Durante varias décadas la noción de
país industrializado fue equivalente a la de país desarrollado. En la
actualidad, la mayoría de esas potencias se han ido desindustrializando al
trasladar un creciente porcentaje de su actividad manufacturera a China y otros
países asiáticos. Los altos costos laborales y la creciente conciencia
ecologista en las otrora potencias industrializadas son parte de los factores
que originan la relocalización de esa actividad productiva.
La idea de lograr el
desarrollo a través de un
creciente grado de industrialización sigue siendo una gran aspiración en la
mayoría de los países de la periferia que compiten por atraer tales inversiones.
Asocian la industrialización al logro de objetivos de modernidad, bienestar y progreso,
a partir de transformar la producción campesina y artesanal en una gran
producción en serie, acelerando el crecimiento urbano como propulsores del
mercado interno. Generalmente, ese impetuoso ritmo de la actividad industrial viene
acompañado por la emanación de gases con efecto invernadero; efluentes líquidos
que se vierten en ríos, lagos y mares; y la acumulación de desechos sólidos que
terminan siendo una bomba de tiempo. Esto es causa del calentamiento global y
de un daño irreparable a la biodiversidad, con su secuela de millares de víctimas
debido a las sequías, desertificación, tormentas e inundaciones, así como de la
expulsión de millares de campesinos de sus tierras, ahora destinadas a fines más
rentables como la producción de biocombustibles que explica el brutal encarecimiento
de los alimentos básicos, así como de su escasez, acaparamiento, especulación.
En los hechos, ese desarrollo se ha limitado al crecimiento del PIB, de las
inversiones, el consumo, las exportaciones, las reservas internacionales, etc.

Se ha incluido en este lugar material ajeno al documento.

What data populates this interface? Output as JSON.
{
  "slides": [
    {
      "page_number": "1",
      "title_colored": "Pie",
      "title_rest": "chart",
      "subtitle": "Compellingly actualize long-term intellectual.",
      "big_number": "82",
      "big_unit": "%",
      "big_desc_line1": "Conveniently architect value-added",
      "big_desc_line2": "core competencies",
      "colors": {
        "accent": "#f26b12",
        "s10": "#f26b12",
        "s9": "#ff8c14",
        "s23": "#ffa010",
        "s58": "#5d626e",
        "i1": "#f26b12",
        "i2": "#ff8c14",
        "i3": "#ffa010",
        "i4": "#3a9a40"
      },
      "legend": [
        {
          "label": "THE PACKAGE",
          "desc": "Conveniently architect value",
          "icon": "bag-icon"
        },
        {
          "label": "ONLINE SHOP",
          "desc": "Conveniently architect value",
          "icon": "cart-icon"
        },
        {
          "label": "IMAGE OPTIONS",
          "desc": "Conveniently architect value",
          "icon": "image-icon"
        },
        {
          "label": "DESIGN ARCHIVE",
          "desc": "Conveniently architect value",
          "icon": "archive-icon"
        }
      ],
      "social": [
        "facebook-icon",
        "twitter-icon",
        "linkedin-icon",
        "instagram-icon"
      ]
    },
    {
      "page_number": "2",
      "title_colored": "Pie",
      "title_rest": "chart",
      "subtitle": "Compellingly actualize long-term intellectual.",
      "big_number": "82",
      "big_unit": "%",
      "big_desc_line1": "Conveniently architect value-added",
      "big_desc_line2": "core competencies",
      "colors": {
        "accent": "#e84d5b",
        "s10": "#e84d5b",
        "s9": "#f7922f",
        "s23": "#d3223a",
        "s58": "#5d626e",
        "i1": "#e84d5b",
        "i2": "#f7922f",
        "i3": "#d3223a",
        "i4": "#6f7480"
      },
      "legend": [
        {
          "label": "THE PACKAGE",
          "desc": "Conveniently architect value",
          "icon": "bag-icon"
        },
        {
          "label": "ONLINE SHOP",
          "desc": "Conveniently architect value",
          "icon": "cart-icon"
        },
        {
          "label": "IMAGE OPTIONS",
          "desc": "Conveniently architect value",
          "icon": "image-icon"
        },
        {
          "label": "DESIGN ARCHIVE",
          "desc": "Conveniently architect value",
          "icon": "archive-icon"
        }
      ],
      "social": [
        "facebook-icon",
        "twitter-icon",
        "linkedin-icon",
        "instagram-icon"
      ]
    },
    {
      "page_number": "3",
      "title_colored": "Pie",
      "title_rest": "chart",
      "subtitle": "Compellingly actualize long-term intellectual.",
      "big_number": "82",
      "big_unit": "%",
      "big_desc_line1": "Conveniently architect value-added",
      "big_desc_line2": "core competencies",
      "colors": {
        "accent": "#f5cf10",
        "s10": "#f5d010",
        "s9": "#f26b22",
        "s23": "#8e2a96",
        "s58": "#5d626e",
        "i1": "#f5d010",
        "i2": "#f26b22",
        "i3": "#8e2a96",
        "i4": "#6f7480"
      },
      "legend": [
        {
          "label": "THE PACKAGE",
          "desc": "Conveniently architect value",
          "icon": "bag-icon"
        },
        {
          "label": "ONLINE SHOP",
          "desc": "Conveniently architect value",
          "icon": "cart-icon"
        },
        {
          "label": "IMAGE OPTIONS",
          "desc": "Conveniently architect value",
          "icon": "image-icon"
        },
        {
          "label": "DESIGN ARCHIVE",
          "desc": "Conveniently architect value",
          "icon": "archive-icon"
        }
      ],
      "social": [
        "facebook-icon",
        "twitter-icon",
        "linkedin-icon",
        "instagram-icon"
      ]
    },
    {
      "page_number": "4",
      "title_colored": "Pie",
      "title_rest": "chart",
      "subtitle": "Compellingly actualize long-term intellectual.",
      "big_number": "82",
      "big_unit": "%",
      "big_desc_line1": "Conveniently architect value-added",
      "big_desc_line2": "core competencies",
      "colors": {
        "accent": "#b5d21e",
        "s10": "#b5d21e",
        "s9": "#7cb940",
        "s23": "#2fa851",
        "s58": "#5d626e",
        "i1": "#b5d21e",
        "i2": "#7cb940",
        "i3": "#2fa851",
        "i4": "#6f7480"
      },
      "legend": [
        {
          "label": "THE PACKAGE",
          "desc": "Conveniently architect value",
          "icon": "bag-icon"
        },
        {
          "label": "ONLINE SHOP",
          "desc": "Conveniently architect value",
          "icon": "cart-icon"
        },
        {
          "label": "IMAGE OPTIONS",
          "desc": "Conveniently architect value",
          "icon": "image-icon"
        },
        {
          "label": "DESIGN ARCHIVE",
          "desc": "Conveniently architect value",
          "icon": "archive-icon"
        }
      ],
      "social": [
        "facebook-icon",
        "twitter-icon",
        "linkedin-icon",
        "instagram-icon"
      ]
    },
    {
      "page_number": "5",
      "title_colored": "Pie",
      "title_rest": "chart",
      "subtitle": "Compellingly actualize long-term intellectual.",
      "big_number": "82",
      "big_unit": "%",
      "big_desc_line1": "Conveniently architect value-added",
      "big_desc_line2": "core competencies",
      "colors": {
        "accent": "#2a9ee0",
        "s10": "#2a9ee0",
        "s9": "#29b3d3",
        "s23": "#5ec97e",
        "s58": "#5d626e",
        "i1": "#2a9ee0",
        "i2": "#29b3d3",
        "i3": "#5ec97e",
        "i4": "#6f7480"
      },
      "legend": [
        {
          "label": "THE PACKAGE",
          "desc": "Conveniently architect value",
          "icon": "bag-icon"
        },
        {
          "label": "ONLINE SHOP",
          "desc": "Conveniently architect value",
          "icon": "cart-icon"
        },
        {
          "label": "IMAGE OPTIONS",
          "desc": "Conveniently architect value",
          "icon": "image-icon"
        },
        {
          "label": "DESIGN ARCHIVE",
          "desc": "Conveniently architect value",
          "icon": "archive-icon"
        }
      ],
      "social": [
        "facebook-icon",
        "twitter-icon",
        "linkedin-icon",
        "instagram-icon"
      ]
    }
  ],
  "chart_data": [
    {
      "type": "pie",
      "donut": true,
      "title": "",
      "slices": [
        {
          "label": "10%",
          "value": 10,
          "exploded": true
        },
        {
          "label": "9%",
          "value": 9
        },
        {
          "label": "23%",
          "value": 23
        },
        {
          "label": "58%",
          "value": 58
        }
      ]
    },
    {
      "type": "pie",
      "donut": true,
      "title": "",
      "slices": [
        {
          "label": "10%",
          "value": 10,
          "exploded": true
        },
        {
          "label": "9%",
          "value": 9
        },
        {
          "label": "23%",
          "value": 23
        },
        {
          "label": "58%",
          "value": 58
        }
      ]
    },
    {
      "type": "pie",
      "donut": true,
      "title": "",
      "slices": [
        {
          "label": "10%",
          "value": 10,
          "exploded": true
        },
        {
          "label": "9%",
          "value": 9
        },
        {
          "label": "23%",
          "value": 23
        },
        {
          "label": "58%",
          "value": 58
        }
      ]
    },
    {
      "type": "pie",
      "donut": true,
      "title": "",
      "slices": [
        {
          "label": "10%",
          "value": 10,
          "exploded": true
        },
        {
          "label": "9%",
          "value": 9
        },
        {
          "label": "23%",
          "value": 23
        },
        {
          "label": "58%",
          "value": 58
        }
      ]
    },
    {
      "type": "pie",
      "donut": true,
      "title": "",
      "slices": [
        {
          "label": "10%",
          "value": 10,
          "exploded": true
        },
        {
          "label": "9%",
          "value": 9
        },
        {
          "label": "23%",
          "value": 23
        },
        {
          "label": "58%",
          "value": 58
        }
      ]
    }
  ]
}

sin llegar a cumplir la promesa de mejorar la calidad de vida, el bienestar y
la felicidad de todos los ciudadanos. Esta noción economicista del desarrollo debe ser cuestionada, toda
vez que está ligada a una creciente explotación de los trabajadores y a la depredación
de la naturaleza. Ante el agotamiento del modelo desarrollista, se impone
diseñar nuevas alternativas que permitan armonizar el crecimiento económico con
el desarrollo humano integral y la protección de la biodiversidad.
El desarrollo no
puede ser un fin cuantitativo sino un proceso cada vez más cualitativo que trascienda la satisfacción de
las necesidades materiales de la población e incluya la satisfacción de sus
necesidades intelectuales, emocionales y espirituales. Se trata de saber vivir
en armonía con la naturaleza y no en conflicto con ella, reconociendo que somos
parte de la Madre Tierra y que si la dañamos nos perjudicamos todos los que en
ella habitamos.
Ahora bien, ni la
experiencia de desarrollo capitalista ni lo que se conoció como socialismo real
resolvieron esta contradicción. Por lo tanto, no será la mano invisible del
mercado ni el burocratismo estatal quienes indiquen la dirección del progreso
humano. Esto solo será alcanzable a partir de un nuevo acuerdo social, político
y económico capaz de garantizar aquellas condiciones básicas para la
supervivencia de la humanidad. Se trata de saber
vivir construyendo los grandes consensos en los marcos de una sociedad diversa y plural para poder
alcanzar objetivos comunes de bienestar colectivo. Estos acuerdos deben
tener como principio rector una relación armoniosa entre los seres humanos y su
ambiente natural, asegurando la distribución
equitativa de la riqueza generada con el esfuerzo productivo de todos, más
allá del consumismo mercantil que tiende a agotar las fuentes de recursos
energéticos y de materias primas. Se trata de saber vivir para lograr el progreso humano integral, en armonía con
la naturaleza y no en conflicto con ella. Somos parte de la Madre Tierra y si
la dañamos nos perjudicamos todos los que en ella habitamos.